They never called me.

I tell myself it’s probably because I’m too old. Maybe it’s because I didn’t apply online, or because the kid behind the counter didn’t scan my info into the system. I don’t know. I only know that I was ready to make sandwiches for minimum wage, and nobody even wanted that from me.

I have a master’s degree in interdisciplinary arts and decades of experience, both personal and professional. I speak two languages. As if any of that matters.

I’ve been told all my life that I’m smart, and yet here I am, chronically underemployed, invisible in the job market, and applying anywhere I can — hardware stores, pet supply chains, and garden centers. No one writes back. No one calls.

“Please upload your résumé,” I’m told. I do and it disappears into the algorithmic abyss, and I never hear from a human being.

I don’t need a career. I need a paycheck. But the system seems to think I’m either aiming too low or not playing the game right, or worse, that I don’t exist at all.

This has been going on for years.

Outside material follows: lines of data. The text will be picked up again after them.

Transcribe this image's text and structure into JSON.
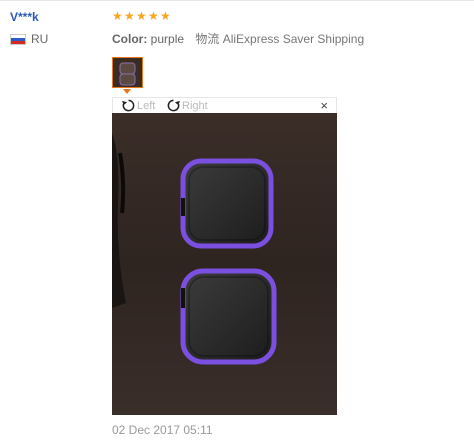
{
  "review": {
    "user": "V***k",
    "country": "RU",
    "rating": 5,
    "color_label": "Color:",
    "color_value": "purple",
    "shipping": "物流 AliExpress Saver Shipping",
    "date": "02 Dec 2017 05:11"
  },
  "viewer": {
    "rotate_left": "Left",
    "rotate_right": "Right",
    "close": "×"
  },
  "colors": {
    "accent": "#e8761c",
    "star": "#f5a623",
    "link": "#2b5ab8",
    "case_trim": "#7b4fe0"
  },
  "icons": [
    "rotate-left-icon",
    "rotate-right-icon",
    "close-icon",
    "star-icon",
    "flag-ru-icon"
  ]
}
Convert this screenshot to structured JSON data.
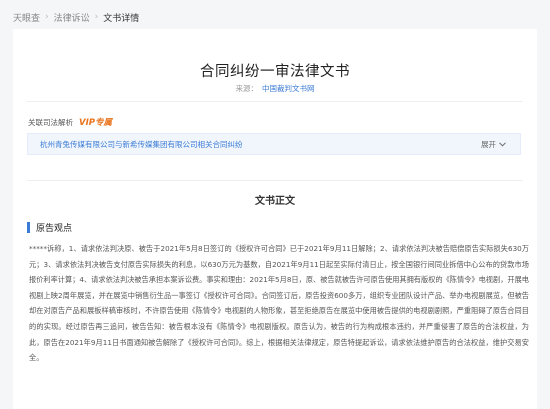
{
  "breadcrumb": [
    "天眼查",
    "法律诉讼",
    "文书详情"
  ],
  "document": {
    "title": "合同纠纷一审法律文书",
    "source_label": "来源：",
    "source_value": "中国裁判文书网"
  },
  "related": {
    "label": "关联司法解析",
    "vip_badge": "VIP专属",
    "case_title": "杭州青兔传媒有限公司与新希传媒集团有限公司相关合同纠纷",
    "expand_label": "展开"
  },
  "section": {
    "title": "文书正文",
    "subsection_title": "原告观点",
    "paragraph": "*****诉称，1、请求依法判决原、被告于2021年5月8日签订的《授权许可合同》已于2021年9月11日解除；2、请求依法判决被告赔偿原告实际损失630万元；3、请求依法判决被告支付原告实际损失的利息，以630万元为基数，自2021年9月11日起至实际付清日止，按全国银行间同业拆借中心公布的贷款市场报价利率计算；4、请求依法判决被告承担本案诉讼费。事实和理由：2021年5月8日，原、被告就被告许可原告使用其拥有版权的《陈情令》电视剧，开展电视剧上映2周年展览，并在展览中销售衍生品一事签订《授权许可合同》。合同签订后，原告投资600多万，组织专业团队设计产品、举办电视剧展览，但被告却在对原告产品和展板样稿审核时，不许原告使用《陈情令》电视剧的人物形象，甚至拒绝原告在展览中使用被告提供的电视剧剧照，严重阻碍了原告合同目的的实现。经过原告再三追问，被告告知：被告根本没有《陈情令》电视剧版权。原告认为，被告的行为构成根本违约，并严重侵害了原告的合法权益，为此，原告在2021年9月11日书面通知被告解除了《授权许可合同》。综上，根据相关法律规定，原告特提起诉讼，请求依法维护原告的合法权益，维护交易安全。"
  }
}
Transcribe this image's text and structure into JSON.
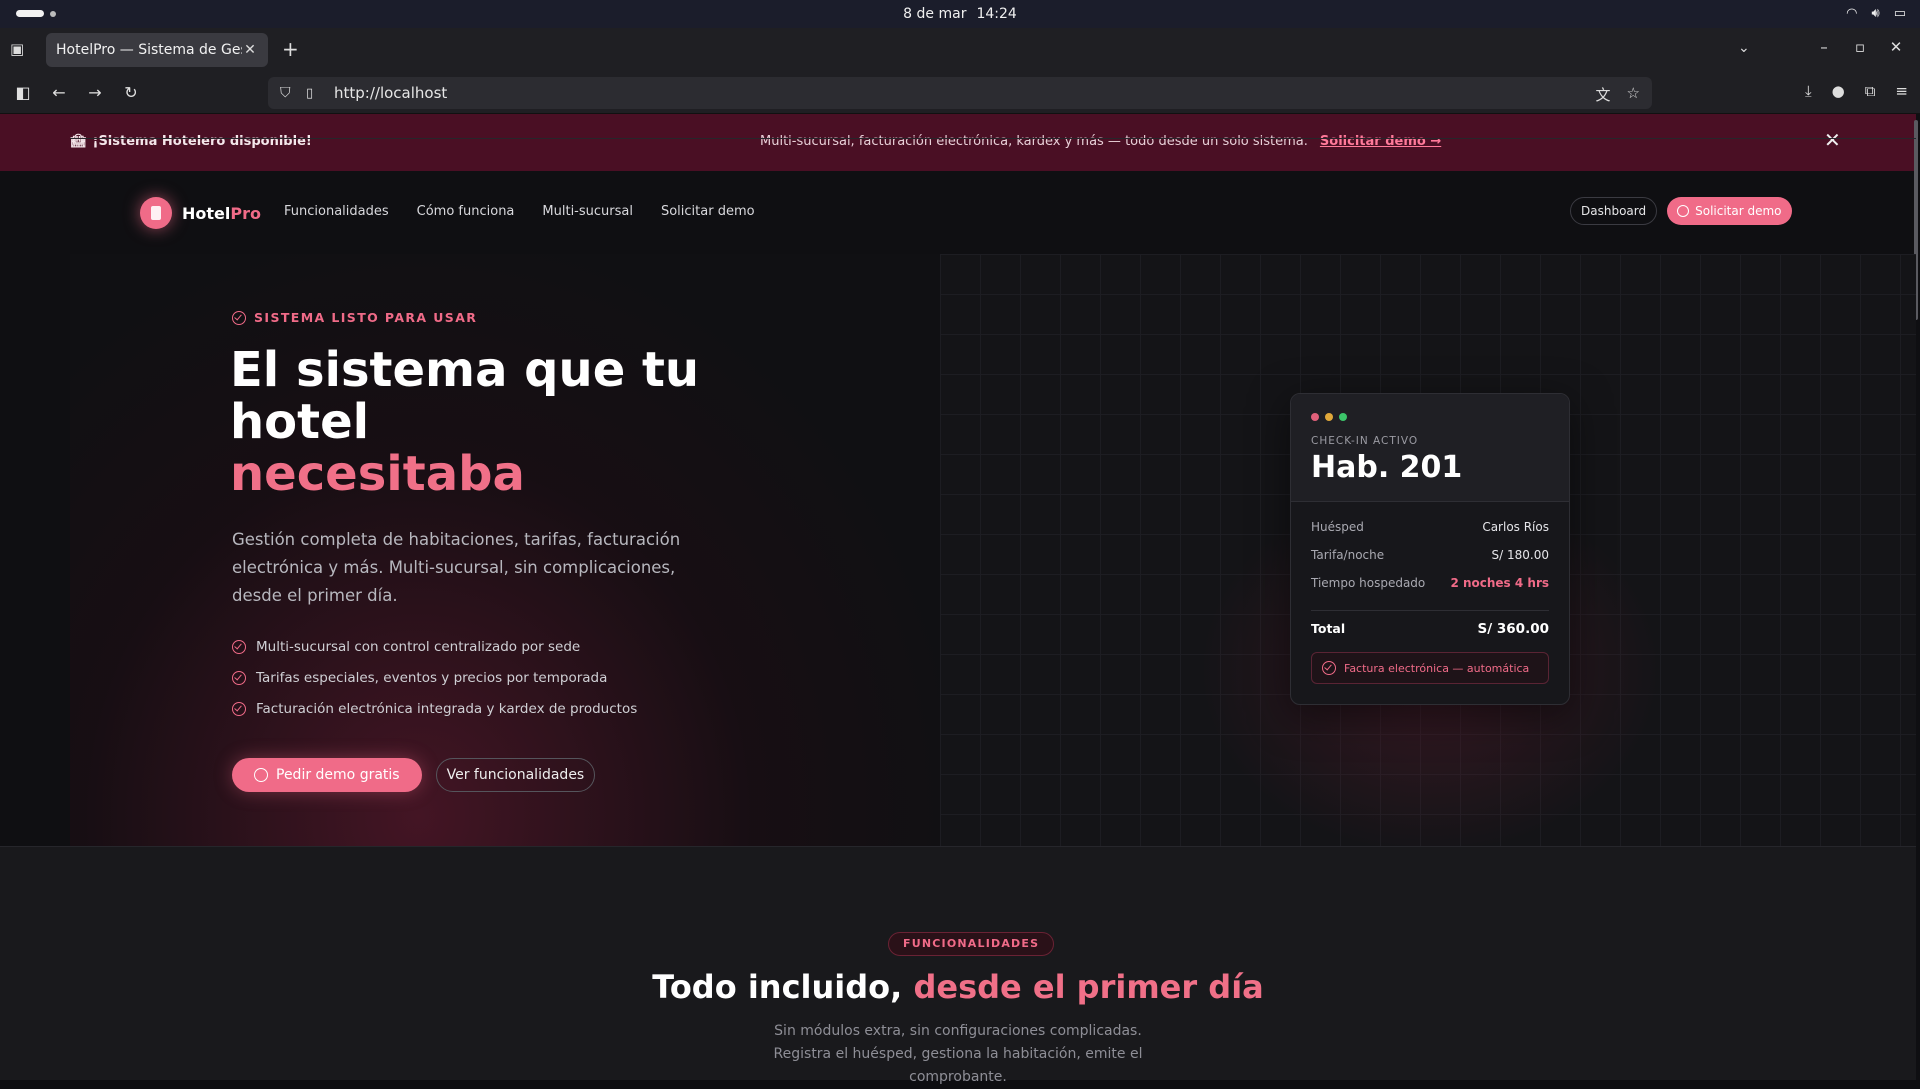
{
  "os": {
    "date": "8 de mar",
    "time": "14:24"
  },
  "browser": {
    "tab_title": "HotelPro — Sistema de Gestión",
    "url": "http://localhost"
  },
  "announcement": {
    "title": "¡Sistema Hotelero disponible!",
    "message": "Multi-sucursal, facturación electrónica, kardex y más — todo desde un solo sistema.",
    "link": "Solicitar demo →"
  },
  "header": {
    "brand_main": "Hotel",
    "brand_accent": "Pro",
    "nav": [
      "Funcionalidades",
      "Cómo funciona",
      "Multi-sucursal",
      "Solicitar demo"
    ],
    "dashboard_label": "Dashboard",
    "demo_label": "Solicitar demo"
  },
  "hero": {
    "eyebrow": "SISTEMA LISTO PARA USAR",
    "title_line1": "El sistema que tu hotel",
    "title_accent": "necesitaba",
    "description": "Gestión completa de habitaciones, tarifas, facturación electrónica y más. Multi-sucursal, sin complicaciones, desde el primer día.",
    "bullets": [
      "Multi-sucursal con control centralizado por sede",
      "Tarifas especiales, eventos y precios por temporada",
      "Facturación electrónica integrada y kardex de productos"
    ],
    "cta_primary": "Pedir demo gratis",
    "cta_secondary": "Ver funcionalidades"
  },
  "card": {
    "eyebrow": "CHECK-IN ACTIVO",
    "room": "Hab. 201",
    "rows": [
      {
        "label": "Huésped",
        "value": "Carlos Ríos"
      },
      {
        "label": "Tarifa/noche",
        "value": "S/ 180.00"
      },
      {
        "label": "Tiempo hospedado",
        "value": "2 noches 4 hrs"
      }
    ],
    "total_label": "Total",
    "total_value": "S/ 360.00",
    "invoice": "Factura electrónica — automática",
    "dot_colors": [
      "#e0607a",
      "#e0a83a",
      "#3cc46a"
    ]
  },
  "features": {
    "badge": "FUNCIONALIDADES",
    "title_main": "Todo incluido,",
    "title_accent": "desde el primer día",
    "subtitle": "Sin módulos extra, sin configuraciones complicadas. Registra el huésped, gestiona la habitación, emite el comprobante."
  },
  "colors": {
    "accent": "#f06b88",
    "banner": "#4a0f24"
  }
}
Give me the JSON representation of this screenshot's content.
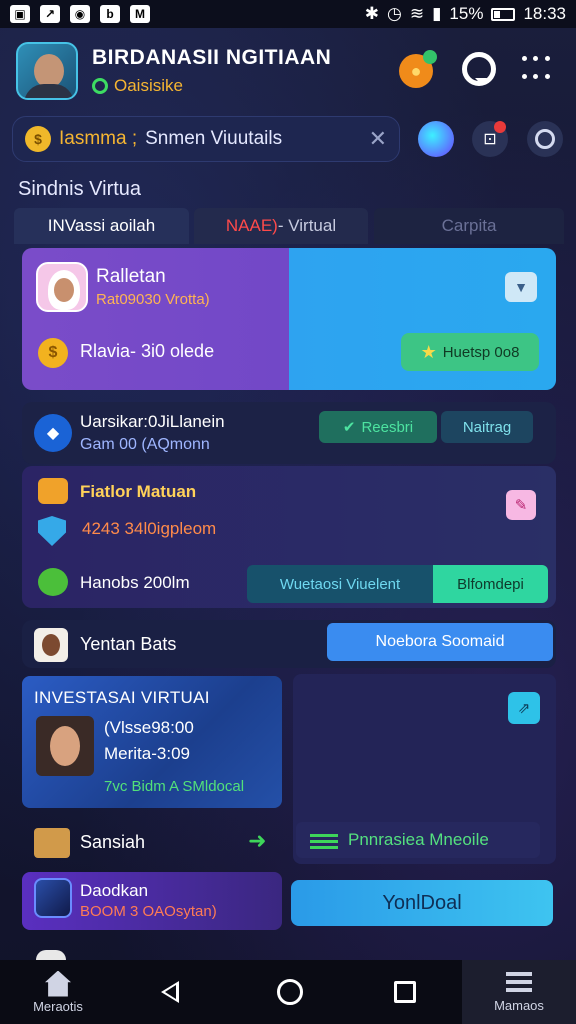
{
  "status_bar": {
    "battery_text": "15%",
    "time": "18:33"
  },
  "header": {
    "title": "BIRDANASII NGITIAAN",
    "status": "Oaisisike"
  },
  "search": {
    "tag": "Iasmma ;",
    "value": "Snmen Viuutails",
    "clear_icon": "close-icon"
  },
  "section_title": "Sindnis Virtua",
  "tabs": [
    {
      "label": "INVassi aoilah"
    },
    {
      "label_red": "NAAE)",
      "label": " - Virtual"
    },
    {
      "label": "Carpita"
    }
  ],
  "profile_card": {
    "name": "Ralletan",
    "subtitle": "Rat09030 Vrotta)",
    "coins": "Rlavia- 3i0 olede",
    "cta": "Huetsp 0o8"
  },
  "row2": {
    "title": "Uarsikar:0JiLlanein",
    "subtitle": "Gam 00 (AQmonn",
    "button1": "Reesbri",
    "button2": "Naitrag"
  },
  "card3": {
    "title": "Fiatlor Matuan",
    "subtitle": "4243 34l0igpleom",
    "label": "Hanobs 200lm",
    "button1": "Wuetaosi Viuelent",
    "button2": "Blfomdepi"
  },
  "row4": {
    "label": "Yentan Bats",
    "button": "Noebora Soomaid"
  },
  "investasi": {
    "title": "INVESTASAI VIRTUAI",
    "line1": "(Vlsse98:00",
    "line2": "Merita-3:09",
    "line3": "7vc Bidm A SMldocal"
  },
  "sansian_row": {
    "label": "Sansiah"
  },
  "pm_row": {
    "label": "Pnnrasiea Mneoile"
  },
  "daokan": {
    "title": "Daodkan",
    "subtitle": "BOOM 3 OAOsytan)"
  },
  "yon_button": "YonlDoal",
  "bottom_nav": {
    "home": "Meraotis",
    "manage": "Mamaos"
  },
  "colors": {
    "accent_green": "#3dc585",
    "accent_blue": "#2aa8ef",
    "accent_purple": "#7a4cc9",
    "warning_orange": "#f5b532"
  }
}
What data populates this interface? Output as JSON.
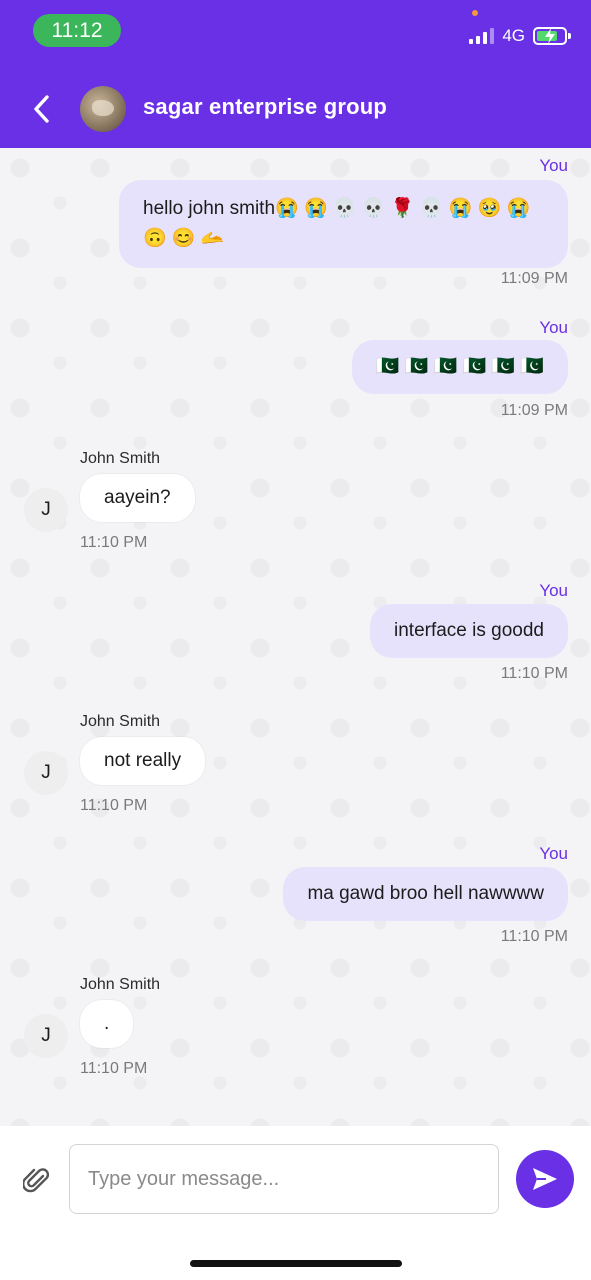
{
  "status_bar": {
    "time": "11:12",
    "network": "4G",
    "icons": [
      "signal-icon",
      "battery-charging-icon"
    ]
  },
  "header": {
    "back_icon": "chevron-left-icon",
    "title": "sagar enterprise group"
  },
  "messages": [
    {
      "direction": "out",
      "label": "You",
      "text": "hello john smith😭 😭 💀 💀 🌹 💀 😭 🥹 😭 🙃 😊 🫴",
      "time": "11:09 PM"
    },
    {
      "direction": "out",
      "label": "You",
      "text": "🇵🇰 🇵🇰 🇵🇰 🇵🇰 🇵🇰 🇵🇰",
      "time": "11:09 PM"
    },
    {
      "direction": "in",
      "sender": "John Smith",
      "initial": "J",
      "text": "aayein?",
      "time": "11:10 PM"
    },
    {
      "direction": "out",
      "label": "You",
      "text": "interface is goodd",
      "time": "11:10 PM"
    },
    {
      "direction": "in",
      "sender": "John Smith",
      "initial": "J",
      "text": "not really",
      "time": "11:10 PM"
    },
    {
      "direction": "out",
      "label": "You",
      "text": "ma gawd broo hell nawwww",
      "time": "11:10 PM"
    },
    {
      "direction": "in",
      "sender": "John Smith",
      "initial": "J",
      "text": ".",
      "time": "11:10 PM"
    }
  ],
  "composer": {
    "placeholder": "Type your message...",
    "value": "",
    "attach_icon": "paperclip-icon",
    "send_icon": "send-icon"
  },
  "colors": {
    "brand": "#6a30e6",
    "outgoing_bubble": "#e7e2fb",
    "incoming_bubble": "#ffffff",
    "time_pill": "#3bb65a"
  }
}
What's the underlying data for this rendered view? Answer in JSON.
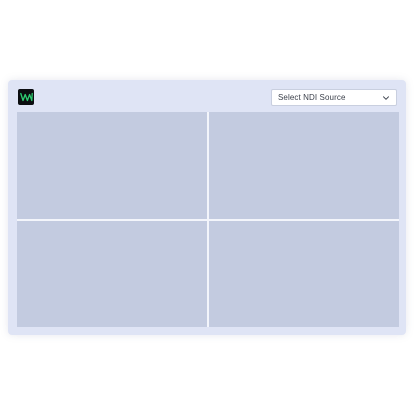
{
  "app": {
    "logo_text": "VW",
    "logo_color": "#2ecc71",
    "logo_bg": "#0b0d10"
  },
  "source_select": {
    "selected_label": "Select NDI Source"
  },
  "video_grid": {
    "tiles": [
      "tile-1",
      "tile-2",
      "tile-3",
      "tile-4"
    ],
    "tile_color": "#c3cbe0"
  }
}
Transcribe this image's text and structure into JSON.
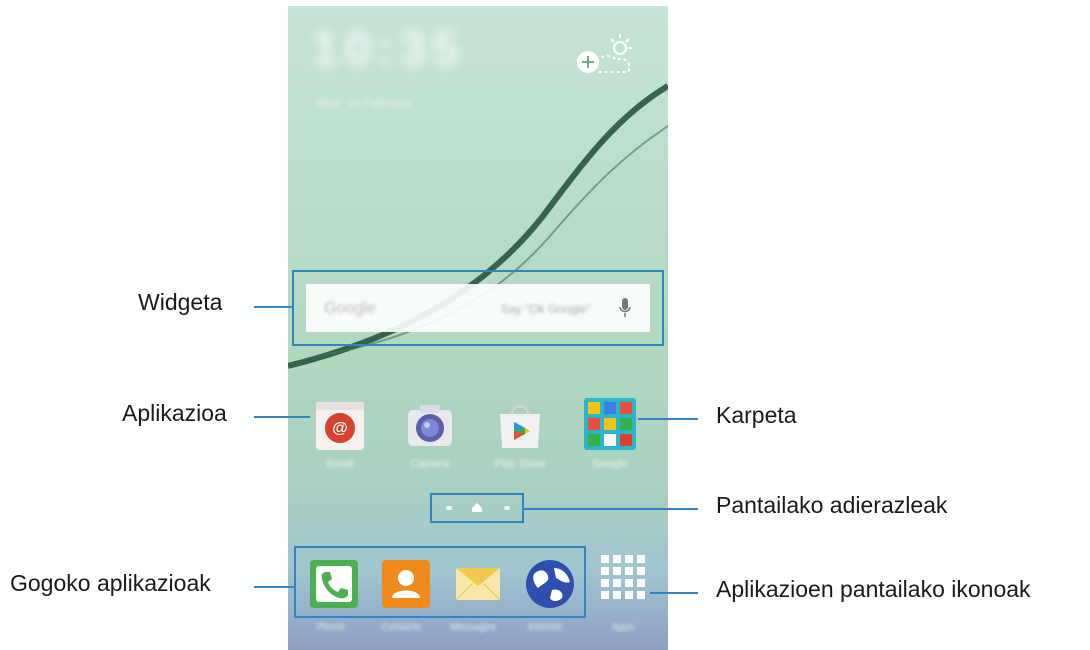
{
  "callouts": {
    "widget": "Widgeta",
    "app": "Aplikazioa",
    "favorites": "Gogoko aplikazioak",
    "folder": "Karpeta",
    "indicators": "Pantailako adierazleak",
    "apps_screen_icon": "Aplikazioen pantailako ikonoak"
  },
  "phone": {
    "clock": "10:35",
    "date": "Wed, 14 February",
    "search_brand": "Google",
    "search_hint": "Say \"Ok Google\"",
    "apps": [
      {
        "label": "Email",
        "icon": "email-icon"
      },
      {
        "label": "Camera",
        "icon": "camera-icon"
      },
      {
        "label": "Play Store",
        "icon": "play-store-icon"
      },
      {
        "label": "Google",
        "icon": "google-folder-icon"
      }
    ],
    "dock": [
      {
        "label": "Phone",
        "icon": "phone-icon"
      },
      {
        "label": "Contacts",
        "icon": "contacts-icon"
      },
      {
        "label": "Messages",
        "icon": "messages-icon"
      },
      {
        "label": "Internet",
        "icon": "internet-icon"
      }
    ],
    "apps_button_label": "Apps"
  },
  "colors": {
    "annotation_blue": "#2f86c0"
  }
}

I’ve rewritten my résumé more times than I can count, tried leaving off my degree, tried playing up my “people skills,” tried the QR codes and portals and ghost-job listings that don’t lead anywhere. Nothing works. Every rejection chips away at something I used to believe about myself. Something like worth.

At one point, I thought maybe I had undiagnosed ADHD. Or social anxiety. Or something that could explain the gap between what I know I can do and how the world seems to view me. But mostly, I return to one haunting possibility: Maybe I’m just clueless. Maybe I’ve been clueless for years, and everyone else knows it except me.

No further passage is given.